La tension est à son comble quand Apple inclus des changements dans le suivi des utilisateurs pour iOS 14 avec la mise en place de permissions pour le suivi. Zuckerberg est furieux et fera même des publicités dans les journaux, présentant Facebook comme le défenseur des petites entreprises.
Autre relation houleuse : celle avec la Chine. Ce grand pays est devenu le premier marché pour Apple. Cependant, les relations avec le géant d’Asie sont devenues difficiles. C’est d’autant plus problématique que la grande majorité des produits Apple sont fabriqués en Chine.

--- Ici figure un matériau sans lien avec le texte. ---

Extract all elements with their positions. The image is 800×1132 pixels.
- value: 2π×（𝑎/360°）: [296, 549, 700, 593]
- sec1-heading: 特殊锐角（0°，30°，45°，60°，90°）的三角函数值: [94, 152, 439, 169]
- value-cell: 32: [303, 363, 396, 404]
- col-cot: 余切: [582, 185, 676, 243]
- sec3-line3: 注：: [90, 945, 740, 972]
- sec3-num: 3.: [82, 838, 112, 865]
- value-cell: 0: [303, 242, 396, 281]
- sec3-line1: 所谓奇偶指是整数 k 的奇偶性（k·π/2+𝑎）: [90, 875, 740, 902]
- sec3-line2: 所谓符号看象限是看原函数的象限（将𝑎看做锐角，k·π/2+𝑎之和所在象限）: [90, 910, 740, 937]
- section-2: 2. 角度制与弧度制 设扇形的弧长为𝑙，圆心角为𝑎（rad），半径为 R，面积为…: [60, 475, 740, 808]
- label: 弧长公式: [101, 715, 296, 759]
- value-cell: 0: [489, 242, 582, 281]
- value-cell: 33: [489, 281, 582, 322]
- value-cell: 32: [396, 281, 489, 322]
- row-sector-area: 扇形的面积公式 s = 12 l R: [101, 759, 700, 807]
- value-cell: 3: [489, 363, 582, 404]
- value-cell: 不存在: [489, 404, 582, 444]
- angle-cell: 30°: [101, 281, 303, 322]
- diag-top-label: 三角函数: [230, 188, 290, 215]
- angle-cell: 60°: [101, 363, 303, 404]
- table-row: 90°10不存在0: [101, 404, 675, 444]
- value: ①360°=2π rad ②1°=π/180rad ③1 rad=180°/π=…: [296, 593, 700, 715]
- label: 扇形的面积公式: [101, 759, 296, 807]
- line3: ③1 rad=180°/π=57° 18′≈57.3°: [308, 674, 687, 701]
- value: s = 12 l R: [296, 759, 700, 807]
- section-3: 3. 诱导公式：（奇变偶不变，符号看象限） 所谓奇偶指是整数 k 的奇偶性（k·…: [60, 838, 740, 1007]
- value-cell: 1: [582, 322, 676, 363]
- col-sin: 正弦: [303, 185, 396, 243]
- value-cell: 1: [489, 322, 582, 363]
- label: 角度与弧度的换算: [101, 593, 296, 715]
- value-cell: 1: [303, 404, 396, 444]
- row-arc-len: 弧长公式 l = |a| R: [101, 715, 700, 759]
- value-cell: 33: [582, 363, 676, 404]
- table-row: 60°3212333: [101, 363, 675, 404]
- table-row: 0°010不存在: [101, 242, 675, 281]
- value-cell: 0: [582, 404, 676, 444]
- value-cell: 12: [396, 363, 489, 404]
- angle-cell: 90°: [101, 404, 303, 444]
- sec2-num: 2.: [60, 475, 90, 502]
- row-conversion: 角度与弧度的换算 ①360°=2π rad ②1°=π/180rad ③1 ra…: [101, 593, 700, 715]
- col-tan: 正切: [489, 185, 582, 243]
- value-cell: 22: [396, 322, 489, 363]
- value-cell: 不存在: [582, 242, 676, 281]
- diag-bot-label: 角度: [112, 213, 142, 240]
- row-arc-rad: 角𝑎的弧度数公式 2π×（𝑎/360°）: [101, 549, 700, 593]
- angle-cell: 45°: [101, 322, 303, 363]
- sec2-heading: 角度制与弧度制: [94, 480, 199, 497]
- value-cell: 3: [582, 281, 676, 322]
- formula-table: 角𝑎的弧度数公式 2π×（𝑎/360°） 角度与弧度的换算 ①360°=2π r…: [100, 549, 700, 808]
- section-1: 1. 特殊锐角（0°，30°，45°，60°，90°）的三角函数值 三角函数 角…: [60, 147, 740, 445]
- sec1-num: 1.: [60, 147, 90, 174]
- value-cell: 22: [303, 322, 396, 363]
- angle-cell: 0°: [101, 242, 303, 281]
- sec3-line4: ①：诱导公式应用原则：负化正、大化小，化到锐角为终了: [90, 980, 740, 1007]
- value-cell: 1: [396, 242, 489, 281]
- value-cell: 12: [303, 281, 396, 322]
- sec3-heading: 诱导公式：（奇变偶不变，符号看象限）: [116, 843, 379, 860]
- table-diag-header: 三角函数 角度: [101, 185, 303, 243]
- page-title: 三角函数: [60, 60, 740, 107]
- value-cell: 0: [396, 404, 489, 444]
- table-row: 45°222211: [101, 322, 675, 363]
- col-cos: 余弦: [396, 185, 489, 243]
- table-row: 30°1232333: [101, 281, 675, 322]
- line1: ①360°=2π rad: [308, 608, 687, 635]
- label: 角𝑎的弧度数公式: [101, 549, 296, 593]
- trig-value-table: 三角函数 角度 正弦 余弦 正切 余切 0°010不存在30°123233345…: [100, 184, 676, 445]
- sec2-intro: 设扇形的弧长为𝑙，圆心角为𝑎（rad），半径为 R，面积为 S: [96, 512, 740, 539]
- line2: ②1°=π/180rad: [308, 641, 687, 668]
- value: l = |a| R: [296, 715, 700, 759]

Tim Cook, après avoir été le principal instigateur de cette externalisation de la production, essaie de diversifier ses solutions vers l’Inde, le Vietnam, aux USA ou encore le Brésil. Mais c’est loin d’être aisé et ce sera sans doute un projet sur plusieurs années, voire plus.
Autre entité gouvernementale qui donne des migraines à la direction d’Apple : l’Union Européenne. Non seulement la DMA pousse Apple à changer drastiquement iOS mais aussi ses iPhone en les poussant à adopter l’USB-C.Sans parler des condamnations à plusieurs dizaines de milliards. La démission de Thierry Breton va peut-être améliorer les choses mais rien n'est moins sûr. Même aux USA, Apple est sous pression et est poursuivi pour abus de position dominante.
OpenAI : un air de déjà-vu ?
Nous sommes en plein buzz autour des IA, notamment génératives comme ChatGPT. Apple est clairement en retard sur le sujet, à tel point que ses smartphones qui ont à peine un an, les iPhone 15, ne seront pas compatibles avec Apple Intelligence à cause de leur manque de RAM, un manque d’anticipation surprenant et inacceptable. Apple Intelligence sortira plus de deux ans après le succès fulgurant de ChatGPT. À ce sujet, on a abordé les tensions avec l’UE : le déploiement d’Apple Intelligence est pour l’instant suspendu en Europe. Pour rattraper son retard, Apple est obligé de s’allier avec les leaders de l’IA. C’est ainsi que ChatGPT sera intégré à Apple Intelligence. Encore une fois, l’histoire semble se répéter : cela ressemble beaucoup à ce qui s’était passé avec Microsoft et Google. D'autant plus quand on se rend compte qu'OpenAI développe un projet secret avec Jony Ive qui pourrait entrer en compétition avec les produits d'Apple, dont l'iPhone. Espérons que la direction d’Apple a retenu la leçon. Je ne doute pas du développement d’un remplaçant de ChatGPT au sein d’Apple, comme ce fût le cas avec Apple Maps qui a remplacé Google Maps. Cependant, quelle sera la qualité de l’IA et sera-t-elle du niveau des concurrents ?
Mais n’oublions le bon vieux Microsoft qui, tel l’empereur Palpatine, revient quand on ne l’attend pas. L’entreprise a su se réinventer sous la direction de Satya Nadella. Avec, entre autres, son investissement massif dans OpenAI, la société de Redmond est très bien positionnée pour l’avenir. D’ailleurs, ChatGPT, utilisé dans Apple Intelligence, tourne sur des serveurs de Microsoft.